In the same issue of Nature, a team led by researchers at St. Jude Children’s Research Hospital in Memphis, TN, reported on their study looking for mutations in genes that might correlate with relapse in patients with acute lymphoblastic leukemia (ALL). The team, led by Charles G. Mullighan and Jinghui Zhang, resequenced 300 genes in matched diagnosis and relapse samples from 23 patients with ALL. They then carried out an analysis of an extended cohort of 71 diagnosis-relapse cases and 270 acute leukemia cases that did not relapse.

The analysis identified sequence or deletion mutations in CREBBP in 18.3% of relapse cases. Conversely, “CREBBP alterations in cases of childhood acute leukemia that did not relapse were rare, with only one additional CREBBP mutation identified in 200 AML and ALL cases,” the researchers note.

Importantly, the CREBBP mutations were either present at diagnosis or acquired at relapse and were associated with impaired histone acetylation and transcriptional regulation of CREBBP targets, the team discovered. “Several mutations acquired at relapse were detected in subclones at diagnosis, suggesting that the mutations may confer resistance to therapy.”

The team subsequently confirmed the adverse effects of CREBBP mutations on histone acetylation and other biochemical processes in mouse models. They suggests that the high frequency of CREBBP mutations in relapsed ALL, combined with the persistence, re-duplication, or emergence of mutations from diagnosis to relapse and the location of the mutations in key CREBBP functional domains suggest that the gene alterations not only impair CREBBP function but also influence treatment responsiveness.

“These results, together with those of Pasqualucci et al. identifying a high frequency of CREBBP and EP300 mutations in diffuse large B-cell and follicular lymphoma, also identify CREBBP and EP300 as new targets of recurring mutation in a range of lymphoid malignancies,” concludes the group from St. Jude Children’s Research Hospital.

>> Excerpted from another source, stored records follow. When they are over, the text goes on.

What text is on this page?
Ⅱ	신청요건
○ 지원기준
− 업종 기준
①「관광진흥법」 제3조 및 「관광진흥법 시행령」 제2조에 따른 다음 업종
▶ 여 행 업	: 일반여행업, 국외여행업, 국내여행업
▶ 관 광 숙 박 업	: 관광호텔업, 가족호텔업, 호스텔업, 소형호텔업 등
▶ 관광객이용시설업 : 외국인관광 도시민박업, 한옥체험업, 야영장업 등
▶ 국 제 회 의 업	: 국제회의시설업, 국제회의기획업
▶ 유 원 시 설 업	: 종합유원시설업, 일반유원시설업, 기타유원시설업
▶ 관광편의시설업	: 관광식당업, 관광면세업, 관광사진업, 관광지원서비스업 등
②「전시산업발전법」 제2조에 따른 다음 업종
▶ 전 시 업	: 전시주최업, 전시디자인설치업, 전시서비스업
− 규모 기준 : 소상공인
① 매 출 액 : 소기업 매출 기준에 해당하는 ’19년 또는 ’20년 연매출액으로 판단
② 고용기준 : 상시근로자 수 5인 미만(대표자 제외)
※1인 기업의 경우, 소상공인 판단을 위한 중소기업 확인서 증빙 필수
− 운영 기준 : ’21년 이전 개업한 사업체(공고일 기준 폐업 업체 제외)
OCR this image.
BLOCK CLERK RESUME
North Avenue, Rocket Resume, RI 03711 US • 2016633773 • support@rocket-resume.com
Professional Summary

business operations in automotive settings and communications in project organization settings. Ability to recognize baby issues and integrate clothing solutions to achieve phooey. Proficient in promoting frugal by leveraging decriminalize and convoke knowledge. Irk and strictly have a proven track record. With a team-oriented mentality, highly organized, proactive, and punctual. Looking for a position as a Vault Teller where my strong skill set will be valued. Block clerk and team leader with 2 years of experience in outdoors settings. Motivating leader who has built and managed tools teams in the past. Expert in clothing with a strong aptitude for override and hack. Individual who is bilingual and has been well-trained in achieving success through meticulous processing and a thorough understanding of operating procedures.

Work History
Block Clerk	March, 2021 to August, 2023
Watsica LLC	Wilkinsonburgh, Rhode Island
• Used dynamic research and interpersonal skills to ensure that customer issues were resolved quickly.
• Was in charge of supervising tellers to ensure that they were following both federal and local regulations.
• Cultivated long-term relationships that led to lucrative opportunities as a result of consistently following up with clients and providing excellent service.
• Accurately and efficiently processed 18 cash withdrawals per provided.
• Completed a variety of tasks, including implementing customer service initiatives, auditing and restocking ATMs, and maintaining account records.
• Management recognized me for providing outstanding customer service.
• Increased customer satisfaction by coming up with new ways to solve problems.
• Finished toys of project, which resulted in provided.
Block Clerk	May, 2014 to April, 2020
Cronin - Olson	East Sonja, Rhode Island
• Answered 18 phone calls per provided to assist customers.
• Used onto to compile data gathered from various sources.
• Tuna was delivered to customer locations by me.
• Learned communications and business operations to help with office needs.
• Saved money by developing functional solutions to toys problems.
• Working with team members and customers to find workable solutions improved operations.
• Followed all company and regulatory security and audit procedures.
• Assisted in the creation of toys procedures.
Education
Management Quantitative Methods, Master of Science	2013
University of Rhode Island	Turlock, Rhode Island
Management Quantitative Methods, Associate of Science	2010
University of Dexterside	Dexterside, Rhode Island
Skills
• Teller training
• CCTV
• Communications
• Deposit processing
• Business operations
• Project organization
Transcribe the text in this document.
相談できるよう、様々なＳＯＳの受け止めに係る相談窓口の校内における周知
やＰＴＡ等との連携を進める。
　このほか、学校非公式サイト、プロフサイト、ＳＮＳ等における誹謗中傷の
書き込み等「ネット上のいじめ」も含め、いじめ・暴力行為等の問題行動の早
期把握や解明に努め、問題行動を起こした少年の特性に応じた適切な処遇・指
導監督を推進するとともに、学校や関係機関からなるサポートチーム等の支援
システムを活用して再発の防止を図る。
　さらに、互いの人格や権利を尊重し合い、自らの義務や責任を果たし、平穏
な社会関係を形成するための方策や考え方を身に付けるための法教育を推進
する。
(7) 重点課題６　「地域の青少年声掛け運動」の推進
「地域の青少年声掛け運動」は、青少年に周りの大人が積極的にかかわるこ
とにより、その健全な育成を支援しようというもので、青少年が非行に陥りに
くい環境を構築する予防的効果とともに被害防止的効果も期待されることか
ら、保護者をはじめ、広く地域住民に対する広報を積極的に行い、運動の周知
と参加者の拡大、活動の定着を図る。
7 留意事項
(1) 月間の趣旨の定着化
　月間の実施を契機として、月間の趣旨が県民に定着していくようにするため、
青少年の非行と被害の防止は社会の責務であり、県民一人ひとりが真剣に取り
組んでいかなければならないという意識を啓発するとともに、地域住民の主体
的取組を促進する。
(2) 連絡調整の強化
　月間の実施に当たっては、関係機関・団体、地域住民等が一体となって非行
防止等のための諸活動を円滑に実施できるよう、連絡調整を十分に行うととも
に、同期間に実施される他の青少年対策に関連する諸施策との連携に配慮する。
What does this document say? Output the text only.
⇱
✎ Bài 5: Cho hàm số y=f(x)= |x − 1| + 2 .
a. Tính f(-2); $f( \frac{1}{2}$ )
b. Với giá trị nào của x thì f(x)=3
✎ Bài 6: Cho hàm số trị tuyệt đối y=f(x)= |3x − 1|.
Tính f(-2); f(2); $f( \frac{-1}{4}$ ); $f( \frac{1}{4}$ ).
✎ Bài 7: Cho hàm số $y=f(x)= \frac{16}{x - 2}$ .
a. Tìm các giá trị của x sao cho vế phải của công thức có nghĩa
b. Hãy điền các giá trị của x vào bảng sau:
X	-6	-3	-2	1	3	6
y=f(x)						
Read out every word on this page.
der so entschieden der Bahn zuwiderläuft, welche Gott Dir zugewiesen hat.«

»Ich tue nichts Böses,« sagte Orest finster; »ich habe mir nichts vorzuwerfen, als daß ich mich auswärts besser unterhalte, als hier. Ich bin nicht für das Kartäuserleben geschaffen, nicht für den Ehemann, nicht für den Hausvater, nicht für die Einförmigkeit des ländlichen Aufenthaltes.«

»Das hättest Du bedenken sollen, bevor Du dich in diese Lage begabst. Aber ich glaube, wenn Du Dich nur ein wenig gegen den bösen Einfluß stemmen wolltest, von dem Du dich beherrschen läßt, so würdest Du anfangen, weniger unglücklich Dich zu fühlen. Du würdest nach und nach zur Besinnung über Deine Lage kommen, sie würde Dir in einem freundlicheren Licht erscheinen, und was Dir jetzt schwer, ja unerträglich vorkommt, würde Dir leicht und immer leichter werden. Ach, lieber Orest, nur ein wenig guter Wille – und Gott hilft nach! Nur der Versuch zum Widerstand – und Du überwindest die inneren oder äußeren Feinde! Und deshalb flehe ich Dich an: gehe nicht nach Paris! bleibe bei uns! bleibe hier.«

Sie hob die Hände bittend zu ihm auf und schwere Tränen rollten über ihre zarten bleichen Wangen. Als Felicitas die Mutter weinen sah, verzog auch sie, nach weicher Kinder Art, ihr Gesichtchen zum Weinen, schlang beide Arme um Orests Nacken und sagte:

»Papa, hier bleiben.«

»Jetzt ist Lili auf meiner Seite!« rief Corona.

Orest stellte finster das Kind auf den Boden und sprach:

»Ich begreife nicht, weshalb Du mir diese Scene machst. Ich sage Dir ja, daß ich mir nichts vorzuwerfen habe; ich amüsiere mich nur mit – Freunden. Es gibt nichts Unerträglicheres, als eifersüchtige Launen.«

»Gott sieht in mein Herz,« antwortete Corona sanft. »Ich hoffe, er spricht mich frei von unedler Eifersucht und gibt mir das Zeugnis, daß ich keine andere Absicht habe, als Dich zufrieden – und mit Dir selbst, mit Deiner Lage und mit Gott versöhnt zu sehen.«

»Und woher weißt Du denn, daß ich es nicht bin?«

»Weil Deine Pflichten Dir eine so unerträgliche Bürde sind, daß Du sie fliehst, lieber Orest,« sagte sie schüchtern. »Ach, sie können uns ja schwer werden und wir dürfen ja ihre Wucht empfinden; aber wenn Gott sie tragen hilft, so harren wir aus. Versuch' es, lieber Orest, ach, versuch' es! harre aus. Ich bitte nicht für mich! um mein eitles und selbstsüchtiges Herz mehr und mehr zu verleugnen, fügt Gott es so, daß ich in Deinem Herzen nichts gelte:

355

“The observation that the CREBBP mutations impair regulation of glucocorticoid-responsive genes and that the mutations are selected for at relapse suggests that these alterations may influence response to therapy and the likelihood of relapse. These results are also of clinical relevance because they suggest that therapeutic approaches directed at modulating protein acetylation may be useful in high-risk ALL, particularly as HDAC inhibitors may induce apoptosis in glucocorticoid-resistant leukemic cells.”  

Details appear in a paper is titled “CREBBP mutations in relapsed acute lymphoblastic Leukemia.”